Stanleydee and Stanleydum…

Thomasley Stanley 3 Thomas Stanley 2 Thomas Stanley 1 Ferdinando Stanley - 5th Earl of Derby Pretty Boy Stanley

I have been delving into the world of mediaeval and Tudor portraits, this time in search of Sir William Stanley, the louse who turned traitor on Richard III at Bosworth and cost him his throne, his realm and his life. Sir William’s eventual reward was to be beheaded by the very man he helped so signally to put on Richard’s throne, Henry VII. There’s gratitude for you.

So, Sir William was not Henry’s favourite person, nor is he mine. He is also something of a mystery, even though so very well-known and documented. Most people who are interested in this period of history are acquainted with portraits of Sir William’s older brother, Thomas Stanley, Earl of Derby. He of the awful beard. Well, I think it’s awful, but I know many will disagree, and I mean no offence to those with such hirsute chins.

The thing is, I could not find Sir William’s likeness anywhere, only Thomas. Then I happened upon the following reference: “Sir William Stanley, English soldier. Lord Chamberlain of the household to Henry VII. Engraved by H Robinson, from the picture at Wentworth House, Yorkshire. Published by Fisher, Son & Co, London, 1836.” It referred to the final and largest portrait above, of the gentleman in lavishly decorated armour above.

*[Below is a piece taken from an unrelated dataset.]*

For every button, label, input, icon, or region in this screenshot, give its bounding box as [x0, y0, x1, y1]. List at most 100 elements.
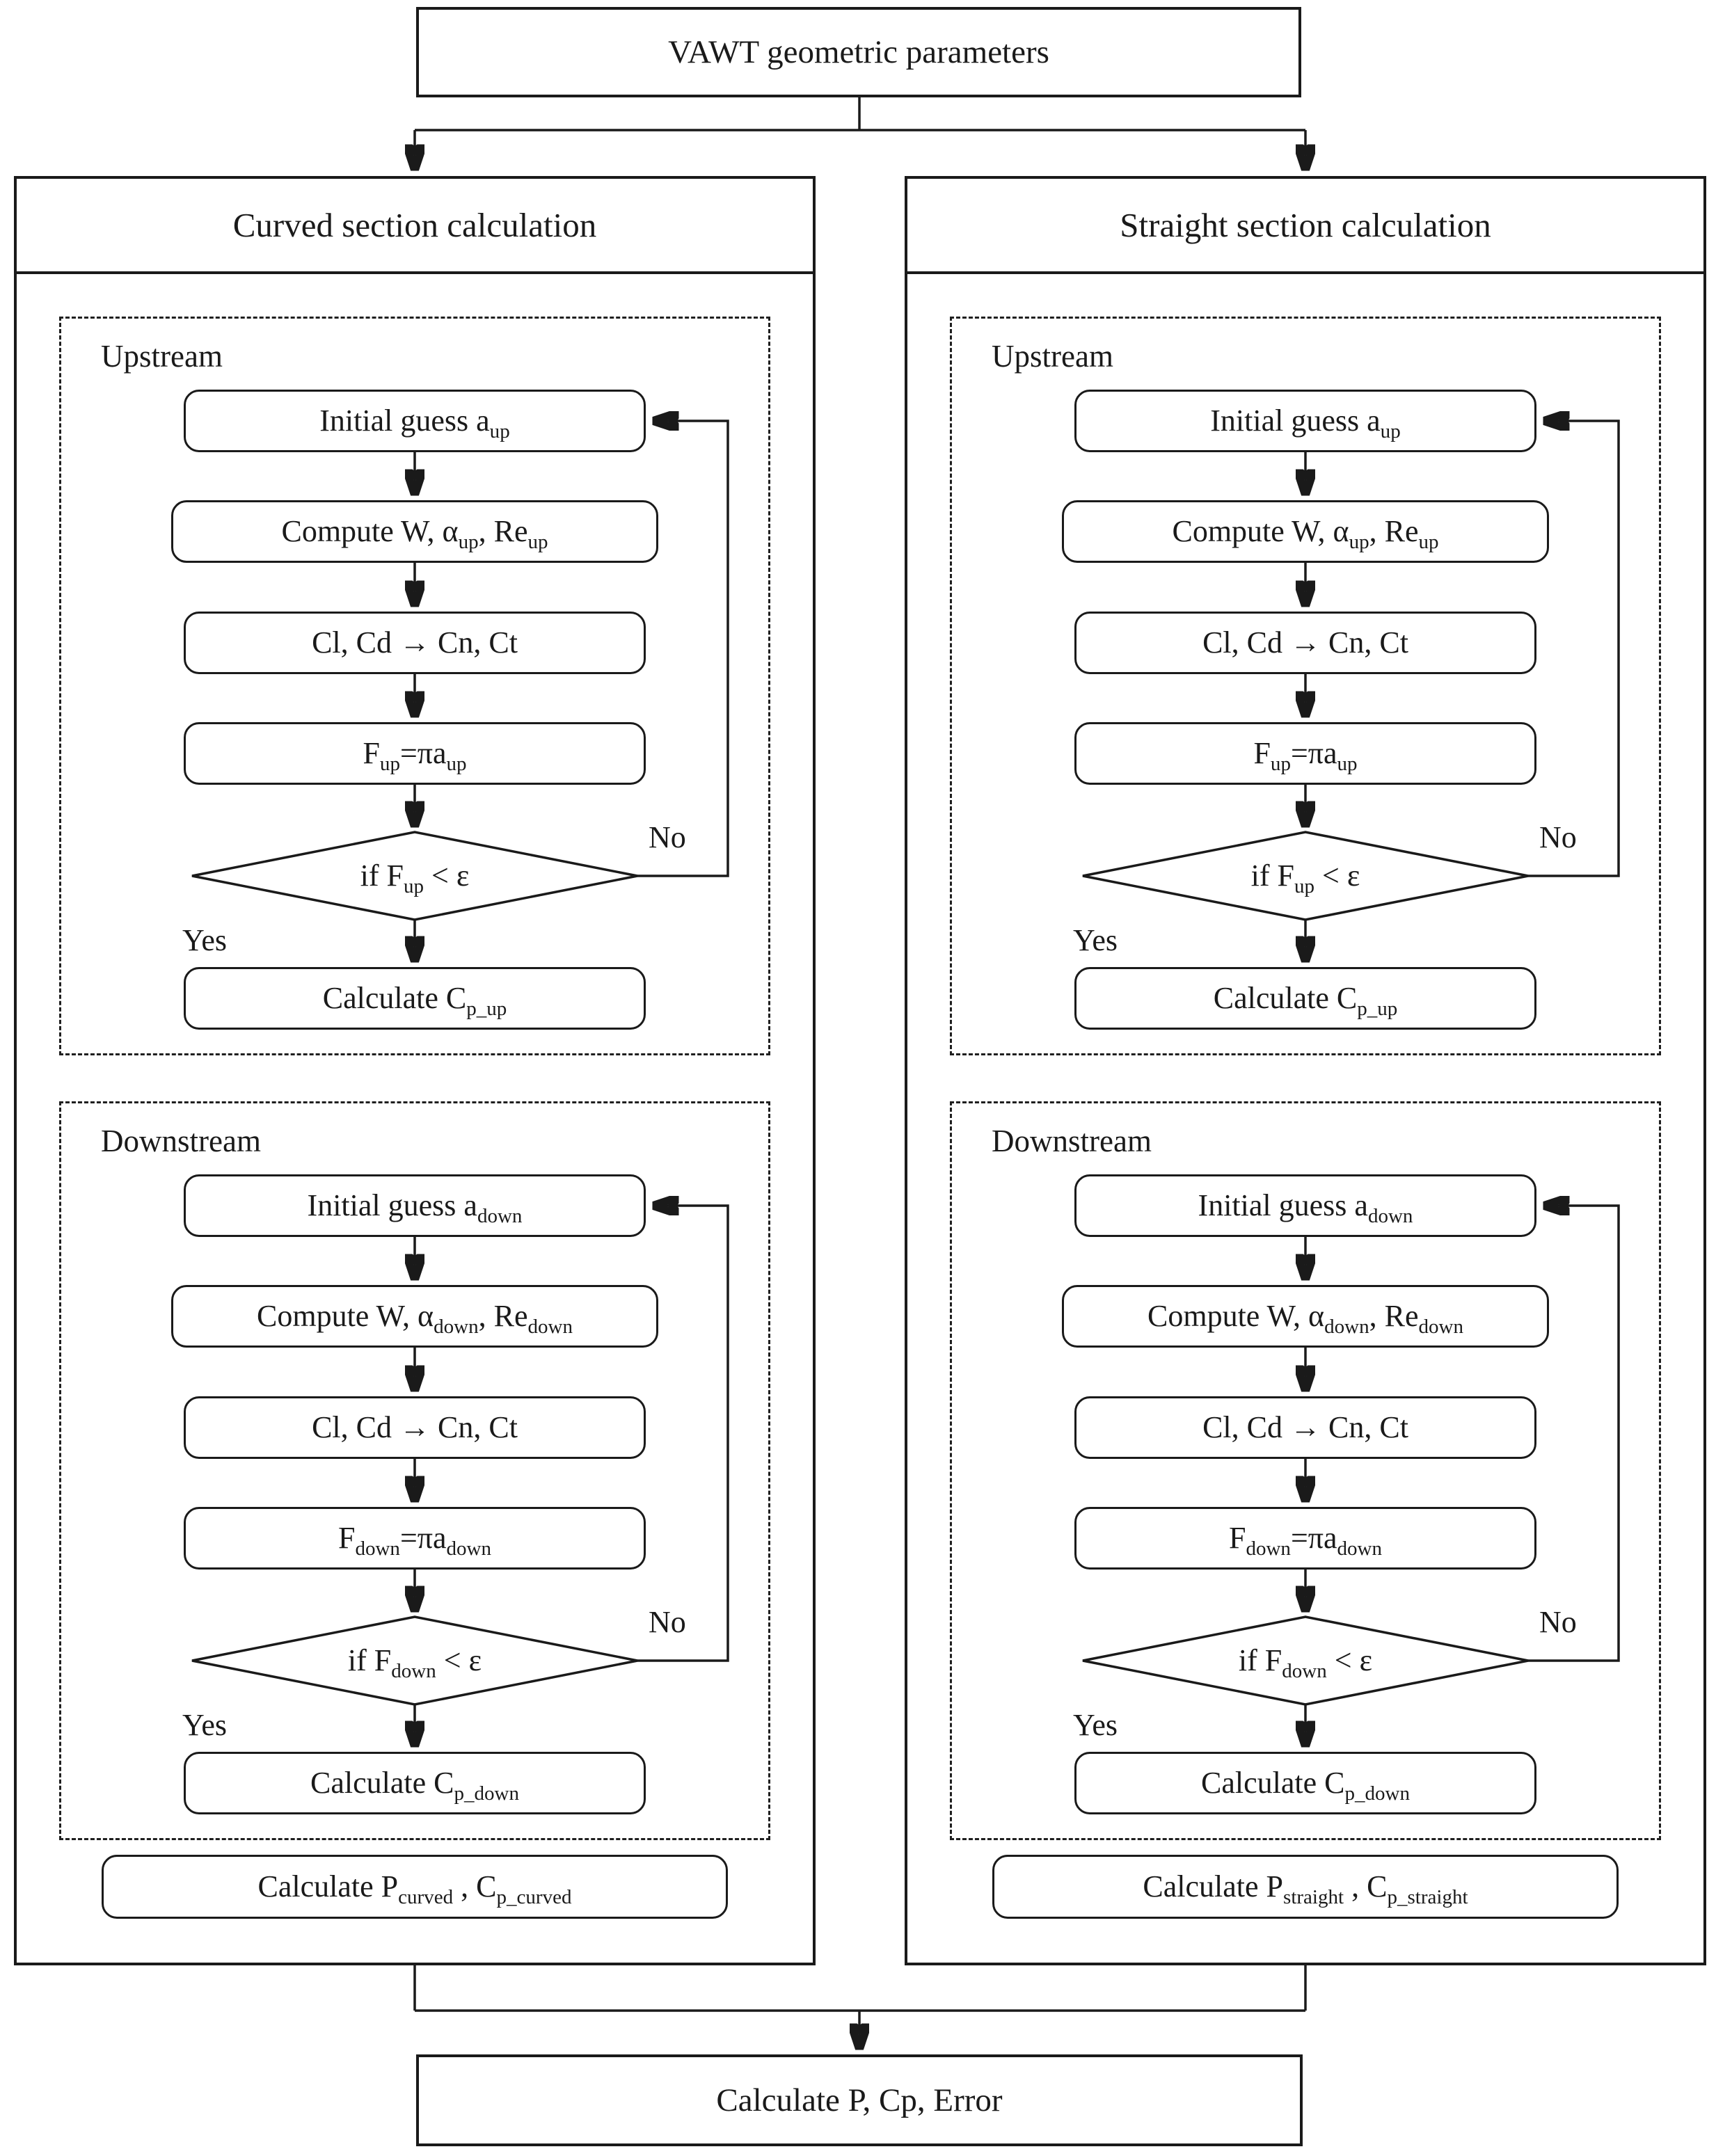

Well, it’s far too late to be from life, Sir William’s head having been neatly separated from his body on 10th February, 1495. This portrait might even have been of good Sir Walter Raleigh, or Drake, or someone of that later period. But there he is, positively identified as ‘our’ Sir William Stanley, not a later one. Whatever else, he is a Stanley.

Yet when I look at portraits of his brother, Thomas Stanley, 1st Earl of Derby (third from left above), and then at Thomas’ son, another Thomas, the 2nd Earl of Derby (second left above), I think how alike they all are. Good-looking men, I have to say. Grudgingly. My initial thought about the portrait of Sir William was that the artist had simply taken a chance and decided Willy really was like Tommy I, because Tommy II looked like Tommy I. Then I looked at the 3rd Earl of Derby, Edward Stanley (far left above), and yes, there is that same face again! And again with Ferdinando, the 5th Earl (far right above). I have no idea about the 4th Earl, but as he came from the same stock, I imagine the same mould was used as well. So did all the Stanley men look alike? Seems a good chance to me. Although it might have gone awry with the 6th earl, another William Stanley, who is similar, but not as good looking. Well, not in his portrait anyway. I haven’t included him.

(November 2016. I have changed my mind about the 6th earl. Here he is:-)



Oh, I do love these old portraits, because they raise as many questions as they answer. By the way, I hope I have correctly identified the above gentlemen, and believe I have, but they are all Stanleys, and it’s the likeness between them all that fascinates me.


    1. You are probably right, Elizabeth. The identification of portraits can be very iffy. Still, the family likeness remains.


  1. That’s truly interesting, Elizabeth. It certainly looks the same. Someone, somewhere has muddled things. But there’s still no doubting that the men of the Stanley family appear, from the portraits, to have been a very handsome gang.


  2. Shades of Josephine Tey’s hero, Inspector Grant, who also loved looking at portraits. A good artist can tell us something about character.

    Liked by 1 person

  3. I found a reference somewhere (sorry, disremember the source) to Thomas and William Stanley possibly being twins. So they might even have looked identical except for differences by choice of hairdo, beard. After the inceremonious demise of William, it’s quite possible then that any portraits of him might have been relabeled to Thomas Earl of Derby.